Method Resources include clinical and patient algorithms, clinician and patient FAQs and infographics that are designed to communicate harms and benefits including over-diagnosis and false positive estimates. Resources were developed with input from clinicians and patients. We examined website access and report on dissemination strategies for CTFPHC KT tools using website analytics as well as data on from the Canadian Medical Association Journal (CMAJ). Results are reported descriptively for the years 2016 and 2017 inclusively.

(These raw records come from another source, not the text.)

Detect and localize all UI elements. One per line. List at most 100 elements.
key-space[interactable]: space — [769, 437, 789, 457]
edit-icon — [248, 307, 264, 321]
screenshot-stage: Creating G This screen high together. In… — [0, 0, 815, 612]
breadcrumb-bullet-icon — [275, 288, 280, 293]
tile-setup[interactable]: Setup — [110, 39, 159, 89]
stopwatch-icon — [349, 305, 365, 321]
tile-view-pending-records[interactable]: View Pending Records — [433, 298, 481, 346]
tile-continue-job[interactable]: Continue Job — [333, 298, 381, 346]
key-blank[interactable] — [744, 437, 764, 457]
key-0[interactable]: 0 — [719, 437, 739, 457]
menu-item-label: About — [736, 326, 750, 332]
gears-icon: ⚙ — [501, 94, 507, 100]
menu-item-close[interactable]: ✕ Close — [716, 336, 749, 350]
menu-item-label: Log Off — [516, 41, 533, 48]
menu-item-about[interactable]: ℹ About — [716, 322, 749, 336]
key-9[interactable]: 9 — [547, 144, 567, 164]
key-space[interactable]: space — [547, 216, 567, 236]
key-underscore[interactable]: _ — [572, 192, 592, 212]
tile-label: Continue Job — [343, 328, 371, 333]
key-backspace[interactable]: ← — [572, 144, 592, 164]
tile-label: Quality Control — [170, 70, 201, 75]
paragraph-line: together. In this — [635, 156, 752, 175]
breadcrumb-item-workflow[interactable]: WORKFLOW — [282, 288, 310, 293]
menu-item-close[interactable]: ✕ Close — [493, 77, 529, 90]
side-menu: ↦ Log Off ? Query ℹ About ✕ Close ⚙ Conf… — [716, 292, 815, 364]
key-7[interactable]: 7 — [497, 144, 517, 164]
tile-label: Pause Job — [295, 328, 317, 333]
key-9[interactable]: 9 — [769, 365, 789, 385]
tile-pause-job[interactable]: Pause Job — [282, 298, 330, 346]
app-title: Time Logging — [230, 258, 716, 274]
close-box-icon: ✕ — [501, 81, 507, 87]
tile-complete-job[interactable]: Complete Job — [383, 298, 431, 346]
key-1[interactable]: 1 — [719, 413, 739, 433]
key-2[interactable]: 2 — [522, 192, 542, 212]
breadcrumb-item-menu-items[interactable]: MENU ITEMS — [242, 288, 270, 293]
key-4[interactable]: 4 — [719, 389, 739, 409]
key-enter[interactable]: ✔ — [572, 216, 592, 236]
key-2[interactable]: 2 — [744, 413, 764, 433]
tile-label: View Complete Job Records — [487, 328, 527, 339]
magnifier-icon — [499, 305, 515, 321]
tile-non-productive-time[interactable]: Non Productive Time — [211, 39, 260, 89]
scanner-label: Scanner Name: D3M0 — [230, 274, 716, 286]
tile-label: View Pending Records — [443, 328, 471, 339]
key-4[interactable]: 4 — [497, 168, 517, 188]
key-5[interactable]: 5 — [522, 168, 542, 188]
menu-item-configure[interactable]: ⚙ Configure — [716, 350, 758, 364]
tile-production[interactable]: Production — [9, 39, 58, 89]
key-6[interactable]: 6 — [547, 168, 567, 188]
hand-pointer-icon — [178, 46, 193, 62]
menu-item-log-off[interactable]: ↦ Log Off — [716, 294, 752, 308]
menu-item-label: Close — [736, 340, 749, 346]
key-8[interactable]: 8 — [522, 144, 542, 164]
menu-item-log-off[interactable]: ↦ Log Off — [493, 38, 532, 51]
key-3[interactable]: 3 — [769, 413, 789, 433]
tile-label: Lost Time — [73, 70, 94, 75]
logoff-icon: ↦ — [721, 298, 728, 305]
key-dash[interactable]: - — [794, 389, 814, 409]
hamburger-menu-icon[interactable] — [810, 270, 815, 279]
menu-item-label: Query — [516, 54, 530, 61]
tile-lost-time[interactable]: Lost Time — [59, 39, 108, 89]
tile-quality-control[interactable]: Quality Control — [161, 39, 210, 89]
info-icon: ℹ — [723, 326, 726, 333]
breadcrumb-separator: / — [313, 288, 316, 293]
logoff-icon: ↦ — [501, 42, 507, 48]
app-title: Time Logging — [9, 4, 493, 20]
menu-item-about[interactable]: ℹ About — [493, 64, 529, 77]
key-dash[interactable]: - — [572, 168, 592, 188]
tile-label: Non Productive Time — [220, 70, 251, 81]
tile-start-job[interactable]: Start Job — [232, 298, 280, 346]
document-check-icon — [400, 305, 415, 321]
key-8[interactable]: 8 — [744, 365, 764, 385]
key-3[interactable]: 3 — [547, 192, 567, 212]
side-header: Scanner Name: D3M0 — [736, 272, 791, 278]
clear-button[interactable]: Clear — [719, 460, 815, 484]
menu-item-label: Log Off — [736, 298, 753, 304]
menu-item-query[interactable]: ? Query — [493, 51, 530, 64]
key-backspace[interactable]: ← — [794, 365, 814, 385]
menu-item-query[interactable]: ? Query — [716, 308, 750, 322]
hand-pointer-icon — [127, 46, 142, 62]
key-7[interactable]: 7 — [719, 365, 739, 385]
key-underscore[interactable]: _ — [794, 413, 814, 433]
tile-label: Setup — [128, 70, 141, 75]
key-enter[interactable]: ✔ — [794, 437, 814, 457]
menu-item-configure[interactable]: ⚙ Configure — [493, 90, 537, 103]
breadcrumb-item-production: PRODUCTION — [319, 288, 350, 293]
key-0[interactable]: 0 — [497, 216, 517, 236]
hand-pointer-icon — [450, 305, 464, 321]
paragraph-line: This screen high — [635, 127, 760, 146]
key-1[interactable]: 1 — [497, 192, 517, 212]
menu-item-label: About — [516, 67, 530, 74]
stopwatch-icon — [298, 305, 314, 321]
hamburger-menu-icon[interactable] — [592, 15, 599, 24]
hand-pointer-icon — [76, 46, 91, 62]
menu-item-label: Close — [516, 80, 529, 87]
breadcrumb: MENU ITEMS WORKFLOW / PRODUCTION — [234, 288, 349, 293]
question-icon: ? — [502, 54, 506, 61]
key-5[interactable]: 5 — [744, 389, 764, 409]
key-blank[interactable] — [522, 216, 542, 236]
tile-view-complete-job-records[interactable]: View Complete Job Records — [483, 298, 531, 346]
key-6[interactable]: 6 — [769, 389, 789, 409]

Results Most CTFPHC guidelines (11/15) recommend against screening. The most widely viewed were the clinical algorithm for Hypertension and the ‘1000 person tool’ for prostate cancer which highlights harms and benefits. English versions were viewed approximately 7000 times each in 2016 and 2017 with the French version accessed at 10% of that. Childhood obesity, developmental delay and cognitive impairment screening were among the least viewed with approximately 700 total views in English (2016/2017). In 2017, 70 000 hard copies of KT tools for abdominal aortic aneurysm, Hepatitis C screening and tobacco smoking in children and adolescents were distributed with the CMAJ. City-based analysis of access in Canada is in keeping with population levels with the exception of Ottawa where the CTFPHC is based and was ranked third. Both in 2016 and 2017, Brazil logged the third most sessions with the CTFPHC website after Canada and the US.

Conclusions The CTFPHC guidelines highlight the harms of screening by demonstrating rates of overdiagnosis and have recommended against screening in controversial areas such as breast cancer screening for women aged 40–49 and colon cancer screening for men aged greater than 75; colonoscopy is also recommended against as a screening tool. The CTFPHC resources to support decision-making receive modest online traffic. The screening scenario for which the harms likely outweigh the benefits i.e. prostate cancer screening are among the most widely seen. These resources are accessed beyond the intended Canadian audience.